- Silver is facing a potential double-top formation on the daily chart suggests further retracement is possible.
- Key support levels include the 50-day moving average (DMA) at $22.93 and the 20-day DMA at $22.45.
- On the upside, reclaiming $23.00 would bring the 200-DMA at $23.28 into focus, followed by the September 23 daily high at $23.77.
Silver price trips down and aims below the $23.00 mark, which was briefly visited by the grey metal and capped by a strong recovery from the Greenback. The XAG/USD is trading at $22.86, down 1.82%.
A double-top in the daily chart is forming, suggesting that XAG/USD could retrace further, past the latest cycle low of $22.45, the October 26 low.

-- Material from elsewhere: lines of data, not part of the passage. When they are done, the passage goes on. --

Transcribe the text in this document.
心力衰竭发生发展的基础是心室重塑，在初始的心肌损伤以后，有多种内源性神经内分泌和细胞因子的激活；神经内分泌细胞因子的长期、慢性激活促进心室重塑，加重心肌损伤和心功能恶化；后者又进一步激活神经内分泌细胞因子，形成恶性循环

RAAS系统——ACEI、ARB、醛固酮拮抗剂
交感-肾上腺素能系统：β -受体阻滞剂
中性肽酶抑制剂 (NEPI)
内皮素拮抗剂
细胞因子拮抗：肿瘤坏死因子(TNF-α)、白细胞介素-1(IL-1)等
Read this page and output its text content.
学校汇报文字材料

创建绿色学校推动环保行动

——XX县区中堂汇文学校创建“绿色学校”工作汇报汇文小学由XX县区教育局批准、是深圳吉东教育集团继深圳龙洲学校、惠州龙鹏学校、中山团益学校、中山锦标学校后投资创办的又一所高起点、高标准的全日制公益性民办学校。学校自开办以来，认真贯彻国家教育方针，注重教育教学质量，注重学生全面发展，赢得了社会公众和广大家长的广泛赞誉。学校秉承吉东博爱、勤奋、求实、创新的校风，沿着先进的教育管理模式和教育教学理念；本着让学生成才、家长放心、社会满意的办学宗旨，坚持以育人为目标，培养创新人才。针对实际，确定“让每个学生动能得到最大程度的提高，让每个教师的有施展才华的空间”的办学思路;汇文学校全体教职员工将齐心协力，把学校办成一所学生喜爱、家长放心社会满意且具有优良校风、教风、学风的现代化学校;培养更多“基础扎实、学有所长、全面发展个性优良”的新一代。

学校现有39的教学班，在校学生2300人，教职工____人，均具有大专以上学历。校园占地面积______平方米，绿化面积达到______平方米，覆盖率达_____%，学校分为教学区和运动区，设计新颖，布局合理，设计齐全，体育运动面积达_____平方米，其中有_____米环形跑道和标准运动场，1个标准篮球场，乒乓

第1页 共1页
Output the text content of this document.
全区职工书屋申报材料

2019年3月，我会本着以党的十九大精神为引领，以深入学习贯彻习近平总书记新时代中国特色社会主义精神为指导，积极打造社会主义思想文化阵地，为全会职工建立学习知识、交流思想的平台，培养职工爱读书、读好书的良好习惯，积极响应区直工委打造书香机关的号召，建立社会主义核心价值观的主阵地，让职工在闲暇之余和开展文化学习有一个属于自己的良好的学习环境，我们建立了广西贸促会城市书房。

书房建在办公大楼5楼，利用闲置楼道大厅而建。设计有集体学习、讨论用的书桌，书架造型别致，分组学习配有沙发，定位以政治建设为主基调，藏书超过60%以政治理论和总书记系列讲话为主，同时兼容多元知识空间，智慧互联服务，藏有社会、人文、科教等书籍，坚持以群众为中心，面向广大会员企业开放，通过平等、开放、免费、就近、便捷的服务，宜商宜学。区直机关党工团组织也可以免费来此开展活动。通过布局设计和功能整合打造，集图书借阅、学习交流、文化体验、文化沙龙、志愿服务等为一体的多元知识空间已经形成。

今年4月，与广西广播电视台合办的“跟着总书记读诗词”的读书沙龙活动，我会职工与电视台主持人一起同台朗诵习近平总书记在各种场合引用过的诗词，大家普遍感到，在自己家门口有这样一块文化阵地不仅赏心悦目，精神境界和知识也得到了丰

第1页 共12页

However, on its way to challenging the latter, Silver must break key technical support levels like the 50-day moving average (DMA) at 422.93, and the 20-day moving average (DMA) at $22.45. Once those levels are cleared, Silver could shift from a neutral to a downward bias.
Conversely, if XAG/USD stays above the 50-DMA and reclaims $23.00, the following resistance level would be the 200-DMA at $23.28, which needs to be cleared, along with the September 23 daily high at $23.77, the latest cycle high, to shift the grey-metal bias to upwards. In that outcome, the XAG/USD next resistance would be $24.00.